1番線と14番線では自動運転が行われ、4番線もホームドアの設置が進んでいます

もはやコートが要らないほどに暖かくなりました。このまま春に突入してしまうのでしょうか。
こうして半年ほど生活してみると、厳しい夏も冬も案外短く、あとは過ごしやすい気候だなと思います。夏は乾燥していて、冬は湿っているのも大きいでしょう。
先週末はバーゼルから友人が訪れたので、パリやヴェルサイユの観光名所に案内しました。エッフェル塔やシャンゼリゼ周辺などは一人ではあまり行きたいと思わないので、こういった機会に訪れたいのです。
毎週土曜日はパリで「黄色いベスト運動」のデモが継続して行われています。デモが始まってから土曜日はヴェルサイユにいて支障はありませんが、フランス人たちも半数はもうやめて欲しいと思っているという世論調査がニュースになっていました。

さて、今週は「パリのメトロ」後編です。

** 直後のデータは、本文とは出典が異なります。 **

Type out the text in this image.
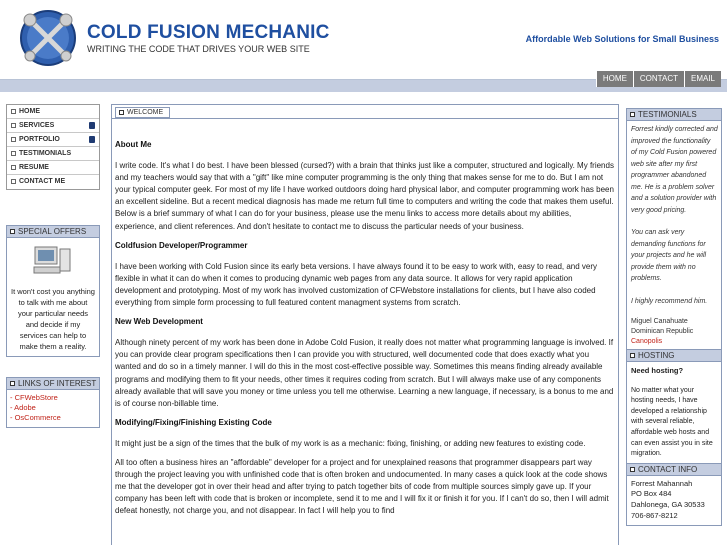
COLD FUSION MECHANIC
WRITING THE CODE THAT DRIVES YOUR WEB SITE
Affordable Web Solutions for Small Business
HOME	CONTACT	EMAIL
HOME
SERVICES
PORTFOLIO
TESTIMONIALS
RESUME
CONTACT ME
SPECIAL OFFERS
It won't cost you anything to talk with me about your particular needs and decide if my services can help to make them a reality.
LINKS OF INTEREST
- CFWebStore
- Adobe
- OsCommerce
WELCOME
About Me

I write code. It's what I do best. I have been blessed (cursed?) with a brain that thinks just like a computer, structured and logically. My friends and my teachers would say that with a "gift" like mine computer programming is the only thing that makes sense for me to do. But I am not your typical computer geek. For most of my life I have worked outdoors doing hard physical labor, and computer programming work has been an excellent sideline. But a recent medical diagnosis has made me return full time to computers and writing the code that makes them useful. Below is a brief summary of what I can do for your business, please use the menu links to access more details about my abilities, experience, and client references. And don't hesitate to contact me to discuss the particular needs of your business.

Coldfusion Developer/Programmer

I have been working with Cold Fusion since its early beta versions. I have always found it to be easy to work with, easy to read, and very flexible in what it can do when it comes to producing dynamic web pages from any data source. It allows for very rapid application development and prototyping. Most of my work has involved customization of CFWebstore installations for clients, but I have also coded everything from simple form processing to full featured content managment systems from scratch.

New Web Development

Although ninety percent of my work has been done in Adobe Cold Fusion, it really does not matter what programming language is involved. If you can provide clear program specifications then I can provide you with structured, well documented code that does exactly what you wanted and do so in a timely manner. I will do this in the most cost-effective possible way. Sometimes this means finding already available programs and modifying them to fit your needs, other times it requires coding from scratch. But I will always make use of any components already available that will save you money or time unless you tell me otherwise. Learning a new language, if necessary, is a bonus to me and is of course non-billable time.

Modifying/Fixing/Finishing Existing Code

It might just be a sign of the times that the bulk of my work is as a mechanic: fixing, finishing, or adding new features to existing code.

All too often a business hires an "affordable" developer for a project and for unexplained reasons that programmer disappears part way through the project leaving you with unfinished code that is often broken and undocumented. In many cases a quick look at the code shows me that the developer got in over their head and after trying to patch together bits of code from multiple sources simply gave up. If your company has been left with code that is broken or incomplete, send it to me and I will fix it or finish it for you. If I can't do so, then I will admit defeat honestly, not charge you, and not disappear. In fact I will help you to find

TESTIMONIALS
Forrest kindly corrected and improved the functionality of my Cold Fusion powered web site after my first programmer abandoned me. He is a problem solver and a solution provider with very good pricing.
You can ask very demanding functions for your projects and he will provide them with no problems.
I highly recommend him.
Miguel Canahuate
Dominican Republic
Canopolis
HOSTING
Need hosting?
No matter what your hosting needs, I have developed a relationship with several reliable, affordable web hosts and can even assist you in site migration.
CONTACT INFO
Forrest Mahannah
PO Box 484
Dahlonega, GA 30533
706-867-8212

前回は基本的な情報でしたので、今回はもう少し踏み込んだ内容について書きたいと思います。

・各線の特徴
現在メトロは1から14番線と支線2本の計16路線あり、日本の地下鉄のように路線ごとに固有の色を持っています。開業は14番線を除きいずれも20世紀初頭で、様々な変革を経て今日に至っています。

①ラ・デファンス~シャトー・ド・ヴァンセンヌ
日本の銀座線に匹敵する、パリの重要な地区を通る路線。高層ビルが立ち並ぶ北西の新市街ラ・デファンス、エトワール凱旋門、コンコルド広場、ルーブル、シャトレ、バスティーユ、リヨン駅を経てヴァンセンヌ城と森までを結びます。ホームドアが全駅に整備され、自動運転が行われています。

②ポルト・ダフネ~ナシオン
エトワール凱旋門、モンマルトルのサクレ・クールにほど近いアンヴェールなどを通ります。モンマルトルに行かれる方は利用されるかと思います。

③ポン・ド・ルヴァロワ・ベコン~ガリエニ
サン=ラザール、オペラ、レピュブリックを通りガリエニまでを結びます。ガリエニにはバスターミナルがあり、長距離バスを利用される方は縁があるかもしれません。

③支線 ガンベッタ~ポルト・デ・リリア
わずか4駅だけの路線です。名所は特にありません。

④メリー・ド・モントルージュ~ポルト・ド・クリニャンクール
モンパルナス、シテ島、シャトレ、北駅などを通ります。現在ホームドアの設置が進んでおり、まだ設置されていない駅も乗車位置が全路線で唯一示されています。

⑤プラス・ディタリー~ボビニー・パブロ・ピカソ
オステルリッツ駅、バスティーユ、レピュブリック、東駅、パリ国立高等音楽院最寄り駅のポルト・ド・パンタン駅などを通ります。

⑥シャルル・ド・ゴール・エトワール~ナシオン
エトワール凱旋門、エッフェル塔、モンパルナスなどを通ります。地上区間が多く、その中でもパッシー~ビル=アケム間はセーヌ川とエッフェル塔を車窓から見ることができる有名な区間です。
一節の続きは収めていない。